Ma il Belvedere fa capire l'ampiezza di visione anche culturale di chi l'ha voluto. Nell'Hofburg (la reggia degli Asburgo) è conservata tra l'altro la biblioteca di Eugenio, che annovera ben 15 mila libri.
En passant: si chiama Belvedere perché offriva una vista splendida sulla città. Oggi questa vista, con l'urbanizzazione, é un po' meno splendida. Viene in mente un po' l'Ochan  in fondo al Vialone Reale di Monza.


Schönbrunn e la Villa Reale di Monza.
Chi ha a cuore  la Villa e il Parco di Monza, fa spesso riferimento al Castello di Schönbrunn. Nulla di più sbagliato. Hanno un solo elemento in comune, peraltro fondamentale e troppo spesso dimenticato: gli Asburgo.
La grandiosità, il prestigio, la ricchezza  e la perfetta conservazione del Castello e del Parco di Schönbrunn  non consentono confronti. La "Imperial Regia" Villa e Parco di Monza, asburgica prima, poi napoleonica, infine sabauda, ha una storia più modesta, per non parlare dell'indecente stato di trascuratezza. Eppure, ha anch'essa una sua valenza importante, dimenticata: é un luogo di congiunzione tra l'idea dell'Impero e quella dell'Italia. Proprio nel senso della definizione dantesca del nostro Paese come "giardin dello imperio".
Anche architettonicamente, Schönbrunn e la Villa di Monza sono molto diversi. Non solo perché il primo é un monumento barocco, e la seconda é neoclassica. Ma anche perché, al di là dei diversi periodi storici, mentre Schönbrunn é espressione di una cultura  basata sulla  "meraviglia" (dal barocco al liberty!),  il capolavoro del Piermarini si iscrive nella tradizione classica italiana della faticosa ricerca della eleganza, della semplicità.
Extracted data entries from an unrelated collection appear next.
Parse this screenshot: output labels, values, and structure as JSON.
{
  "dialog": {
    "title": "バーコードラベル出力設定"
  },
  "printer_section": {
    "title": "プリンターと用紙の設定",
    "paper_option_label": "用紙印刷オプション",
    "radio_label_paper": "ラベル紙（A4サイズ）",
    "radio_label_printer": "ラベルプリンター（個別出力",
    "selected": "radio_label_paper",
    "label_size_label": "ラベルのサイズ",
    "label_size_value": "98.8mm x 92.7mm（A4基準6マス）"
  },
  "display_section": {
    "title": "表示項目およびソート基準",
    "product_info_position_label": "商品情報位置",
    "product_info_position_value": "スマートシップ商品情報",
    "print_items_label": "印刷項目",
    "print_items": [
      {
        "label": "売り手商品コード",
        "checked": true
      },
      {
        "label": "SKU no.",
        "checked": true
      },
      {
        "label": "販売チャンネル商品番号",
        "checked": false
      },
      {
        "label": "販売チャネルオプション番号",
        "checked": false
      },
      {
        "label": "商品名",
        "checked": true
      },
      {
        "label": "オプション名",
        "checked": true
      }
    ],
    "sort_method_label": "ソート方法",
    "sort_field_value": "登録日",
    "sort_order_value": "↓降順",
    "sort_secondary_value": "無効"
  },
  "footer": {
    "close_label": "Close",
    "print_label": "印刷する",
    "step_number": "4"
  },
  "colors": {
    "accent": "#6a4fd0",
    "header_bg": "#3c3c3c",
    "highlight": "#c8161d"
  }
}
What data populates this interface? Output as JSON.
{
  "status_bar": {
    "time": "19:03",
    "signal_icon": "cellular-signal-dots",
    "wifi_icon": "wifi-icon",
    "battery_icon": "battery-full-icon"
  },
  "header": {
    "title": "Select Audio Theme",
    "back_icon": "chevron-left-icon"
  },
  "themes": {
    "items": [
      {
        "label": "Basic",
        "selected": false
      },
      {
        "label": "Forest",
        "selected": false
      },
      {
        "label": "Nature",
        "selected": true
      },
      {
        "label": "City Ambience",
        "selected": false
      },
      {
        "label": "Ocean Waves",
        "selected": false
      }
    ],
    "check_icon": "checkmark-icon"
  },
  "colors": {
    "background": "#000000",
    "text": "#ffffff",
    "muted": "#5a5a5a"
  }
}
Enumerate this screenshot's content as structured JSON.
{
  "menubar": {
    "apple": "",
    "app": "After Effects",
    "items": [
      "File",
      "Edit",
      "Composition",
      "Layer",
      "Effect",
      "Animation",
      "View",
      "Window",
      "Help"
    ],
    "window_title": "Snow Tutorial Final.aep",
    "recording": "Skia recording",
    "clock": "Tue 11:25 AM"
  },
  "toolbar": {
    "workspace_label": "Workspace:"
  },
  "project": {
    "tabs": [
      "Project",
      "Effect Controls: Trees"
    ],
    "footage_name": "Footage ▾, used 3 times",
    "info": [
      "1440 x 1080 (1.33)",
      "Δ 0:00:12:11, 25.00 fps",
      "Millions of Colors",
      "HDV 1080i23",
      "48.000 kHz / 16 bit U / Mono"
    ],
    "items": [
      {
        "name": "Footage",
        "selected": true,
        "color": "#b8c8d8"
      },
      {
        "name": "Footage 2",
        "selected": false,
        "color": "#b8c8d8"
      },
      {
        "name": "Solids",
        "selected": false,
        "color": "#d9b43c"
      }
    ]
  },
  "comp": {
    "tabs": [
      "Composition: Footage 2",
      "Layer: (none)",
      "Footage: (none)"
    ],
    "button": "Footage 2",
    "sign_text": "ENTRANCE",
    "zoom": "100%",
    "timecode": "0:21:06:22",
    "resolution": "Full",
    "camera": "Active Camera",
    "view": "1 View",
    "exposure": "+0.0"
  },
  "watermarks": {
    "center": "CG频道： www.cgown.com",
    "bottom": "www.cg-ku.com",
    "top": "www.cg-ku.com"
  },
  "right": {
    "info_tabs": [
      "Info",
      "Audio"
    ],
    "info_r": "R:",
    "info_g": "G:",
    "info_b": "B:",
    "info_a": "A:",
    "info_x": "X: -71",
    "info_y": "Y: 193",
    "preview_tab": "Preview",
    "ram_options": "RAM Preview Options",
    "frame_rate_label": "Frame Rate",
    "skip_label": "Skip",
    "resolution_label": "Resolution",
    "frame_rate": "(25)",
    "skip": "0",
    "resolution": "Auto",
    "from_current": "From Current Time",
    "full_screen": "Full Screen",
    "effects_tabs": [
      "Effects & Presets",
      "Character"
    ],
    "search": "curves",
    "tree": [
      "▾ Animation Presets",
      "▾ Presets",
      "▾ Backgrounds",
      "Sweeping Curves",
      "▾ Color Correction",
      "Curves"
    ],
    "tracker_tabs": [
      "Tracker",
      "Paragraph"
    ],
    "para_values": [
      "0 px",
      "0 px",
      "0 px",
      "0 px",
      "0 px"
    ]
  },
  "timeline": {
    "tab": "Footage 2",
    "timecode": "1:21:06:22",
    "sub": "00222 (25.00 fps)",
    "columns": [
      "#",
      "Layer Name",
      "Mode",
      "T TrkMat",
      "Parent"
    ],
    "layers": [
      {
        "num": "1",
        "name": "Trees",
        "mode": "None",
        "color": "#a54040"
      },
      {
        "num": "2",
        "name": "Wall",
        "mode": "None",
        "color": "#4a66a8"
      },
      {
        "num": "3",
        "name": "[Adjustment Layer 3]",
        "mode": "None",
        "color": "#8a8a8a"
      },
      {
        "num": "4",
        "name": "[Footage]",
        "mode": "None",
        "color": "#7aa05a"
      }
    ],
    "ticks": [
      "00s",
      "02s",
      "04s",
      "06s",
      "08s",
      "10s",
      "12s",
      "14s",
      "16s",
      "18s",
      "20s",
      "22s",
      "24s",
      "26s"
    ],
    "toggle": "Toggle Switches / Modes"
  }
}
E per i parchi annessi alle due ville vale grosso modo  la stessa cosa.
D'altra parte, ricollegare il monumento monzese al periodo sabaudo significa svilirlo: la Casa Savoia si è rivelata una matrigna per la Villa di Monza, consentendo che se ne facesse scempio insieme al Parco ed escludendola dal complesso delle residenze sabaude, inserite dall'Unesco nel novero dei monumenti considerati Patrimonio dell'Umanità.
Quindi, più che scimmiottare in modo inesorabilmente perdente Schoenbrunn (o peggio Versailles), o attribuirla in toto e in modo errato alla parziale e infelice vicenda sabauda, Monza dovrebbe ricollegare la “Imperial Regia Villa e Parco” alla Corona Ferrea di cui é la fortunata depositaria, e alla “impresa” del suo stemma: “Modoetia Magni est Sedes Italiae Regni”.
Del resto, Monza non ha una tradizione comunale, ma imperiale. Peccato che i suoi abitanti l'abbiano vissuta e la vivano più da sudditi che da protagonisti.